Protein-enriched 3D printing material was formulated by incorporating pea protein isolate (10%) with refined flour as a composite to investigate its suitability for an extrusion-based 3D food printer. The experiment was conducted at compositions viz., composite flour (30–40 g), butter (25–35 g), and water (10–20 g) to identify the best formulation. Central Composite Rotational Design (CCRD) was used to investigate the effect on textural, rheological characteristics, and printable stability of the food matrices. Rheological properties of dough comprising of flow stress, storage modulus (G′), and loss modulus (G″) are used for multiple regression analysis. The best formulated 3D food matrix was selected based on the better printable stability and found to be 30, 30, and 15 g of composite flour, butter, and water, respectively. The hardness, adhesiveness, flow stress, G′, and G″ of the best formulated 3D food matrix were found to be 235.73 N, −944.73 N, 416.55, 23,350, and 6,920 Pa, respectively.

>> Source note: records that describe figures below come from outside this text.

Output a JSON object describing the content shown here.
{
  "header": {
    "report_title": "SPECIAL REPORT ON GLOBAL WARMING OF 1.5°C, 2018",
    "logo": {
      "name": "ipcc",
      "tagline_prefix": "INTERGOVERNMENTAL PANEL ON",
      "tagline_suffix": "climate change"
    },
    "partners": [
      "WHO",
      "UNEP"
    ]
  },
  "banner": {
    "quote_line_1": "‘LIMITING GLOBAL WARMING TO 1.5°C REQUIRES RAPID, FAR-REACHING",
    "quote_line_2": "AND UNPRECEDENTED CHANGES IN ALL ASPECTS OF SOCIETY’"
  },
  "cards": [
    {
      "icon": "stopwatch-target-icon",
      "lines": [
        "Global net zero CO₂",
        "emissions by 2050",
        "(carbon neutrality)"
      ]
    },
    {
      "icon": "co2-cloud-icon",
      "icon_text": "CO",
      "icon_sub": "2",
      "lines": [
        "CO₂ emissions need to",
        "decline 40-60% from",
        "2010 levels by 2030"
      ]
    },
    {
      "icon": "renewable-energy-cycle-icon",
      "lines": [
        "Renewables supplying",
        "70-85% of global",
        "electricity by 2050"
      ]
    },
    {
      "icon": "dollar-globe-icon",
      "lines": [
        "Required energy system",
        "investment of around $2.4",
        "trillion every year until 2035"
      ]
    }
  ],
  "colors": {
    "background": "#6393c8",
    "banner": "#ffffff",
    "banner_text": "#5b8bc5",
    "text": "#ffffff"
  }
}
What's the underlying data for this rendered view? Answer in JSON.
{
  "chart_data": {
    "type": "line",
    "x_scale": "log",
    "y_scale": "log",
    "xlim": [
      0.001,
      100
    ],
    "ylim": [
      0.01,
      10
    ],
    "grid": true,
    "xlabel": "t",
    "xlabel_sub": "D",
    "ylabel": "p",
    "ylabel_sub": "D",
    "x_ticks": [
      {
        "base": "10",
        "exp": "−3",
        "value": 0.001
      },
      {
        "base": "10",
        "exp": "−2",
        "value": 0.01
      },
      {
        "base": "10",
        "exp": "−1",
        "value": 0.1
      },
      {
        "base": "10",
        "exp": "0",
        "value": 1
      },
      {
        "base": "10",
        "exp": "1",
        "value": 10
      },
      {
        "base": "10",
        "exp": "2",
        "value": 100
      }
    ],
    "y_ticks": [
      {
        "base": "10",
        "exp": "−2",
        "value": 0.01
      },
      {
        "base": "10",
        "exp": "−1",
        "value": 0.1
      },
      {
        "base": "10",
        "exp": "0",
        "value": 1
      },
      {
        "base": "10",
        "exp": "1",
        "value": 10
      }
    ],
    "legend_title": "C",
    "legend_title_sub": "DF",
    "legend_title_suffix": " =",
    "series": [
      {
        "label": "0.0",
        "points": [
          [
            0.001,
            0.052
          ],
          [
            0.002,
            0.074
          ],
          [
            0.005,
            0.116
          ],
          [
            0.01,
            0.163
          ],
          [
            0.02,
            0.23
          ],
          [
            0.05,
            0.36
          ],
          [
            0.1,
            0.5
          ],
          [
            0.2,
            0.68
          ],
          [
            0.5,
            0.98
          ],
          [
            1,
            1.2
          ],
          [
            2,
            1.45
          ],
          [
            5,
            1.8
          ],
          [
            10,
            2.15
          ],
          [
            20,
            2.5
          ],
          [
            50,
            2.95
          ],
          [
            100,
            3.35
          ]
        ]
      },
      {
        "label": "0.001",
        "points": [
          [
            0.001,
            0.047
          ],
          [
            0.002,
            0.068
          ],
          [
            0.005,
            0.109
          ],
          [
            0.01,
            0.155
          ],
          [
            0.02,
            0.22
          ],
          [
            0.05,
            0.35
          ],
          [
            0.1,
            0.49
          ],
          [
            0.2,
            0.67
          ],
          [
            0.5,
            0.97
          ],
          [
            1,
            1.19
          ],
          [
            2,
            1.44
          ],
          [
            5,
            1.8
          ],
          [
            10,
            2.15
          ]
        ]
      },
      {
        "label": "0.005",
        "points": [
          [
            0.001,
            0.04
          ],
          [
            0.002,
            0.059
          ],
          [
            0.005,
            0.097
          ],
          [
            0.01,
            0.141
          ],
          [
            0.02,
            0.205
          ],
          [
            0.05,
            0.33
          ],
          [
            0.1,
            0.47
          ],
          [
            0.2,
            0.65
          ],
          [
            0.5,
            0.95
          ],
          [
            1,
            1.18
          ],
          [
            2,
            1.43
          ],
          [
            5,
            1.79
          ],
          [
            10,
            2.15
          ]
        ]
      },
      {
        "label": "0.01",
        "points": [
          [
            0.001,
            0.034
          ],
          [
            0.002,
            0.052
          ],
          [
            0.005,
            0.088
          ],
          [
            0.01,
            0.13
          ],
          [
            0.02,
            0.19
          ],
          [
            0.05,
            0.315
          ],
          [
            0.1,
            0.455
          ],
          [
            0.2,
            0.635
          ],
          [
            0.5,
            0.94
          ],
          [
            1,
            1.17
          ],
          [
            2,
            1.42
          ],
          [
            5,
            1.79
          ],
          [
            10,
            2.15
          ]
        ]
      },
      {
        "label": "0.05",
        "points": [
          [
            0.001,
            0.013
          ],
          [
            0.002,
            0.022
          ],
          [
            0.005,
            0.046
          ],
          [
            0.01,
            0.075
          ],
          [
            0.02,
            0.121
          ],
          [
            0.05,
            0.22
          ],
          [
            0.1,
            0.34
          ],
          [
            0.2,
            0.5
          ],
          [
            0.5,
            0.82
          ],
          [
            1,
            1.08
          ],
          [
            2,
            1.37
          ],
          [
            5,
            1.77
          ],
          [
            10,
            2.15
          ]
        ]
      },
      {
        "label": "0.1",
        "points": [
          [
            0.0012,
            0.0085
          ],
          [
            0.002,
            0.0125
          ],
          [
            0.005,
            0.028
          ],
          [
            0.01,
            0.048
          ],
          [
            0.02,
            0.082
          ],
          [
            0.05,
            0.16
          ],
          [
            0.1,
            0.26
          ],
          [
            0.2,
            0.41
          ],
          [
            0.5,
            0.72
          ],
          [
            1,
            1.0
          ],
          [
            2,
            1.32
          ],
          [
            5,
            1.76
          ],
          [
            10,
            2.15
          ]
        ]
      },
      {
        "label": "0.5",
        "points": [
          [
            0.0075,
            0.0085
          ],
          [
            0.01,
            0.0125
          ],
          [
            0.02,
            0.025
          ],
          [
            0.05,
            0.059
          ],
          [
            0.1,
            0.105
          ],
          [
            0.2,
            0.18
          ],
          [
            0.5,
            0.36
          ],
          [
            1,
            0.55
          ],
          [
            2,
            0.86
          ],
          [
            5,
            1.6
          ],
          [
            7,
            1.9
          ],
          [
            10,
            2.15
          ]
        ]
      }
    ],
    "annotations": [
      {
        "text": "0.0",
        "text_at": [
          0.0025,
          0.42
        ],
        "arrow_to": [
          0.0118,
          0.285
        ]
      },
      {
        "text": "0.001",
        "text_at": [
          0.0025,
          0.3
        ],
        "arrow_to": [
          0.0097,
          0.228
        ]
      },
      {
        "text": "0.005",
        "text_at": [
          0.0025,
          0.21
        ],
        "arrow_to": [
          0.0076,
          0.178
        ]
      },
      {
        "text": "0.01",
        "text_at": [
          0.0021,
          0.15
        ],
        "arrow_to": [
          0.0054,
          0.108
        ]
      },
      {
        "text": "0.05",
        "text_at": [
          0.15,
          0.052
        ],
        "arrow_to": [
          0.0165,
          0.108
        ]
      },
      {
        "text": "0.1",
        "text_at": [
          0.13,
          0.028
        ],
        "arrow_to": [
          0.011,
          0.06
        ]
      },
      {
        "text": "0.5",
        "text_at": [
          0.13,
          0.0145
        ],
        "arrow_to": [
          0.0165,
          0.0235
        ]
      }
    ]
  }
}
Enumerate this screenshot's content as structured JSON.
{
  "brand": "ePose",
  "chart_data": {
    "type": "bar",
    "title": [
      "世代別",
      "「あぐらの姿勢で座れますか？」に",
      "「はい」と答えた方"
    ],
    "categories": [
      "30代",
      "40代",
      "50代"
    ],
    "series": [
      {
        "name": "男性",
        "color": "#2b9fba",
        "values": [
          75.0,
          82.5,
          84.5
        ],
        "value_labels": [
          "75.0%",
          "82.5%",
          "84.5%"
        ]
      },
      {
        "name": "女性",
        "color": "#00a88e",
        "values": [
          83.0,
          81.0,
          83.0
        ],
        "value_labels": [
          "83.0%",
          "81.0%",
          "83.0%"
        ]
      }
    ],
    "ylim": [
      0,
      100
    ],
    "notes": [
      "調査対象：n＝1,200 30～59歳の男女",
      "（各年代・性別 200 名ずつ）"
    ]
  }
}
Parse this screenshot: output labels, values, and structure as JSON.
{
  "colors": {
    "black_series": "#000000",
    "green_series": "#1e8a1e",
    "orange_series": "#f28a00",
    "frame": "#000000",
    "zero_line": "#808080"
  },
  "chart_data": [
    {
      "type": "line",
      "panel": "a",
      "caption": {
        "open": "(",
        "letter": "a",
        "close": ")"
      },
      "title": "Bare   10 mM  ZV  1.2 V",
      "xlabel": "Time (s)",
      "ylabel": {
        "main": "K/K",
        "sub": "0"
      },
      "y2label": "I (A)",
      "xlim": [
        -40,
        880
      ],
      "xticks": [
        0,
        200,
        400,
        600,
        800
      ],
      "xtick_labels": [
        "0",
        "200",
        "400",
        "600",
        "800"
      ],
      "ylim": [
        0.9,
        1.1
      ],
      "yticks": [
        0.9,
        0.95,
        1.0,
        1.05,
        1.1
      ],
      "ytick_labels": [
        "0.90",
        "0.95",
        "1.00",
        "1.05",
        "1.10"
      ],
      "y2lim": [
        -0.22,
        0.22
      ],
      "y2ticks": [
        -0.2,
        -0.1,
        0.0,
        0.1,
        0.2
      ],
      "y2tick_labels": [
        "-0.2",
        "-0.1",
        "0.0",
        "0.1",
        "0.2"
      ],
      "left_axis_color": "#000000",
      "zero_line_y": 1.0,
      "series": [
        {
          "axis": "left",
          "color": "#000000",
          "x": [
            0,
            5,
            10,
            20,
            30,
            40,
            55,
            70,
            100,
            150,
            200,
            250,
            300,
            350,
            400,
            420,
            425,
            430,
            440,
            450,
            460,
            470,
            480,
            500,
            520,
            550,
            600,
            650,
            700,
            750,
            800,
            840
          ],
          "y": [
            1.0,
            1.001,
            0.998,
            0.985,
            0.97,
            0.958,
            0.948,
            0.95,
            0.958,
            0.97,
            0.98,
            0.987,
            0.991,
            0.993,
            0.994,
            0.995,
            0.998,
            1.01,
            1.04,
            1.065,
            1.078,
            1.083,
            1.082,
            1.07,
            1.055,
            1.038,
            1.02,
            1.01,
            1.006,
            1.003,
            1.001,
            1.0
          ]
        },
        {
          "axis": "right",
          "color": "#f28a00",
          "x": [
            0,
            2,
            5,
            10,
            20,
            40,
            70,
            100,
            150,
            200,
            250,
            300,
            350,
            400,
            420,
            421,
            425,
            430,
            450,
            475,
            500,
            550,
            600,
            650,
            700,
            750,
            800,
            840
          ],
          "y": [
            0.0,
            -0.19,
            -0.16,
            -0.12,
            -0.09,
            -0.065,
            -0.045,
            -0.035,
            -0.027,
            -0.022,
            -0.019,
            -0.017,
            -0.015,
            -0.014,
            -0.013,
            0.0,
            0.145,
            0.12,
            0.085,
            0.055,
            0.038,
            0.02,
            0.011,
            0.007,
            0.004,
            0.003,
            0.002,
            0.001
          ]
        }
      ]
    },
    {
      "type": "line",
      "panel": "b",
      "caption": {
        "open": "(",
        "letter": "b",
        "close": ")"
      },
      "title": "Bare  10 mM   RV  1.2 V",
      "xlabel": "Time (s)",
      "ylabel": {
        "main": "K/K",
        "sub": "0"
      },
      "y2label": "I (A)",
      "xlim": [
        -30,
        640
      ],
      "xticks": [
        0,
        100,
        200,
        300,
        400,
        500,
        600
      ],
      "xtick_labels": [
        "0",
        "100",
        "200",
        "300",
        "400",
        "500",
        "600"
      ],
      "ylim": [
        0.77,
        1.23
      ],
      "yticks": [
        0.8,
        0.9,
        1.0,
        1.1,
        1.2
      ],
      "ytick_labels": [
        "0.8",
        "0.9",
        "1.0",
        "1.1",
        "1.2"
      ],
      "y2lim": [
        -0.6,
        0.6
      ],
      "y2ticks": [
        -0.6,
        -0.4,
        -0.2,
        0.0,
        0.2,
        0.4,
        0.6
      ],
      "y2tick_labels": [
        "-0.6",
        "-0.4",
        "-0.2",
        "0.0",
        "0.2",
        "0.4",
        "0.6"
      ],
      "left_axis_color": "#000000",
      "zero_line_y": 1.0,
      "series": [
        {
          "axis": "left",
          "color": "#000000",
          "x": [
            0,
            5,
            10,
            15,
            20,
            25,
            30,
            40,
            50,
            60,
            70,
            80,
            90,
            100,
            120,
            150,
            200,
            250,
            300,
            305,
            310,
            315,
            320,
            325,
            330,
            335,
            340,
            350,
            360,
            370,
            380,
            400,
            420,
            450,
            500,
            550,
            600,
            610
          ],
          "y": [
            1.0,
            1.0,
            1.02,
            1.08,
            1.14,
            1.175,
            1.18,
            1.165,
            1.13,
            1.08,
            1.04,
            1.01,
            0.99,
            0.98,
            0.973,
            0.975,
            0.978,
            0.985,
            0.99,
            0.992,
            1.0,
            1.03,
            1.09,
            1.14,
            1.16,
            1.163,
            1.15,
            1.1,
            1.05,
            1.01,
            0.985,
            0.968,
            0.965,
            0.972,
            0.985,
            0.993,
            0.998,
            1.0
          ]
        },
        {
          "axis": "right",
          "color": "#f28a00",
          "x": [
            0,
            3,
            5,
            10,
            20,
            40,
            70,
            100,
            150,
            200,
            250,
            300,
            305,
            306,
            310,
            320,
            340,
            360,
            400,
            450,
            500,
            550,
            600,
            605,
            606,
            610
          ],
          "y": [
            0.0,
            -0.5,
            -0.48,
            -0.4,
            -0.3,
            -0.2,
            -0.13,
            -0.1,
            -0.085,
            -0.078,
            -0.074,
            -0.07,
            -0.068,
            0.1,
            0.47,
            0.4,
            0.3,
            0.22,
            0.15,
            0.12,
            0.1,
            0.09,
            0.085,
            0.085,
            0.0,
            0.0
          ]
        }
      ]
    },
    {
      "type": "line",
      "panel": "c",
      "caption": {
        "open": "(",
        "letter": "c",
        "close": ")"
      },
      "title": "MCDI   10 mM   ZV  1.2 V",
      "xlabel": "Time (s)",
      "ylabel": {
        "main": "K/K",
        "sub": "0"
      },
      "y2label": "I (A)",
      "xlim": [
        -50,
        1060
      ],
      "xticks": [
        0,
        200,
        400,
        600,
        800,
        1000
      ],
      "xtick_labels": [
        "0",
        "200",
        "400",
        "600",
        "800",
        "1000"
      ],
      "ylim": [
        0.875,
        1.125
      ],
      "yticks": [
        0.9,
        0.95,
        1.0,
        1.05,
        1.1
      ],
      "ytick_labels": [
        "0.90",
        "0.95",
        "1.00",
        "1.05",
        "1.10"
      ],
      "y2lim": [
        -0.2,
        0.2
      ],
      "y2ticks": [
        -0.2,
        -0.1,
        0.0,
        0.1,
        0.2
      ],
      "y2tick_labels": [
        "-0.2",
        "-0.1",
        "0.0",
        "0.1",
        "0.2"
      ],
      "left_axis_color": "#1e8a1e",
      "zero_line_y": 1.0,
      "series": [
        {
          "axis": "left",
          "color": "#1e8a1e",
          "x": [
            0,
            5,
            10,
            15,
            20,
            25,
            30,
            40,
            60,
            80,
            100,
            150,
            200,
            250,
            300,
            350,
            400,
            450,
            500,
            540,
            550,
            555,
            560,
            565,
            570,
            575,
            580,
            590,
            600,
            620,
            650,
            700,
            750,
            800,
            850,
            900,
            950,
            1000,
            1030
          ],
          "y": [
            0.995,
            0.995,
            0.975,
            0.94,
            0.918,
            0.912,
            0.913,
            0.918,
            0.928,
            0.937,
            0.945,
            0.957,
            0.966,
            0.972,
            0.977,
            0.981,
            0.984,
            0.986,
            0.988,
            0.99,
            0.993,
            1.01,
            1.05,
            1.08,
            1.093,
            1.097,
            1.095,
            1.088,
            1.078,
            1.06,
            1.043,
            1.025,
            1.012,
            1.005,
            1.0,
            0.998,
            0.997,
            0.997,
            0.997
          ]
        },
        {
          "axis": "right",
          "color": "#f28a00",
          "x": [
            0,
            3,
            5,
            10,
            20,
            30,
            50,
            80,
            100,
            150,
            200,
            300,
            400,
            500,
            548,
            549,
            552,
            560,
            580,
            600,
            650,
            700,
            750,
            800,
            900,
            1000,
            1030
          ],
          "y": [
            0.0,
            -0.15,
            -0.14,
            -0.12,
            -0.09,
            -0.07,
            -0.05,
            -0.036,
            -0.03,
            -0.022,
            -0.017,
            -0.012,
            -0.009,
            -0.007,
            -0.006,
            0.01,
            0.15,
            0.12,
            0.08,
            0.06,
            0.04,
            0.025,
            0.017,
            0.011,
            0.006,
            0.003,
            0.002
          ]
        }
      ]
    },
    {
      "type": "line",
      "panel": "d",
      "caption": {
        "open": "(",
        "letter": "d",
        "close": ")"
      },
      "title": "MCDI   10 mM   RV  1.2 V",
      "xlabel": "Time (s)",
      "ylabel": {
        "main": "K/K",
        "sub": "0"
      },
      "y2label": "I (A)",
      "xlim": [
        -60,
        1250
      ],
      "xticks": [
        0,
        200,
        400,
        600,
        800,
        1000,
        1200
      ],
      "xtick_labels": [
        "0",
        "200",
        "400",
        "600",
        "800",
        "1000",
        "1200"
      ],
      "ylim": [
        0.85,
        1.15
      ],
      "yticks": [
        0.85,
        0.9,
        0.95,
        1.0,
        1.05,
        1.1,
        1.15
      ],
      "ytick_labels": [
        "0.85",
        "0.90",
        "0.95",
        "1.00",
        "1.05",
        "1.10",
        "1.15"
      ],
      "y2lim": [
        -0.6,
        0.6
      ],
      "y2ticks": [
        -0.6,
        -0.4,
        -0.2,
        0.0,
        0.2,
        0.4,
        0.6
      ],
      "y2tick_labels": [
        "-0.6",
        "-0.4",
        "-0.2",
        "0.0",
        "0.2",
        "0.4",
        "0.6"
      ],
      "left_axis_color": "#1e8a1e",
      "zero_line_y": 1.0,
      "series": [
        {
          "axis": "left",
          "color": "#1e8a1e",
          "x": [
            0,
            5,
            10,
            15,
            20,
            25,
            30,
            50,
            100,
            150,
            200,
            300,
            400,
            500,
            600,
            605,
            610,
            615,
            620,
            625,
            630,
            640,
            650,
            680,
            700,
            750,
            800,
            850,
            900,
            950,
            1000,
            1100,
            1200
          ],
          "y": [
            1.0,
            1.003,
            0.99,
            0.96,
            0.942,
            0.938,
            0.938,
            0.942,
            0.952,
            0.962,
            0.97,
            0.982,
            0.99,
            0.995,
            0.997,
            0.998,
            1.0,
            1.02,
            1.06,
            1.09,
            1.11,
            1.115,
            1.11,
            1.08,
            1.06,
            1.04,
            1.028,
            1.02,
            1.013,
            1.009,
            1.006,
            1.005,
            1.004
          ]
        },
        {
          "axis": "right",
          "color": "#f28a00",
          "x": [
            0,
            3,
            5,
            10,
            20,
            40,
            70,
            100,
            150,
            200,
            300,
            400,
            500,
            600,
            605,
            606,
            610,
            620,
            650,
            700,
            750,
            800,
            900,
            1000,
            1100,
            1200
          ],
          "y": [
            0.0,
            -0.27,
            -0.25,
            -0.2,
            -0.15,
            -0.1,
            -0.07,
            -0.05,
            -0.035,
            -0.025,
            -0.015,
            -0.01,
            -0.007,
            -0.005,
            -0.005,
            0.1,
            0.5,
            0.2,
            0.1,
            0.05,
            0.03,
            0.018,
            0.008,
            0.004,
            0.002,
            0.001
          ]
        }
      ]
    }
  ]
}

Practical applications The work reported in the paper will serve as a potential source for the development of a protein-rich 3D printable food matrix. This is a step forward in the direction of customized nutrition requirements and digital gastronomy. It might be used for the bakery industry, looking for value addition, fortification, and making nutrition-rich cookie, with complex 3D structure. The paper will assist in the selection of the additives which will help in shape retention, good printability, desired textural, and rheological properties. The work reported is based on the extrusion-based 3D food printer which is nowadays used in restaurants, bakeries, and food outlets, so this will be useful for them.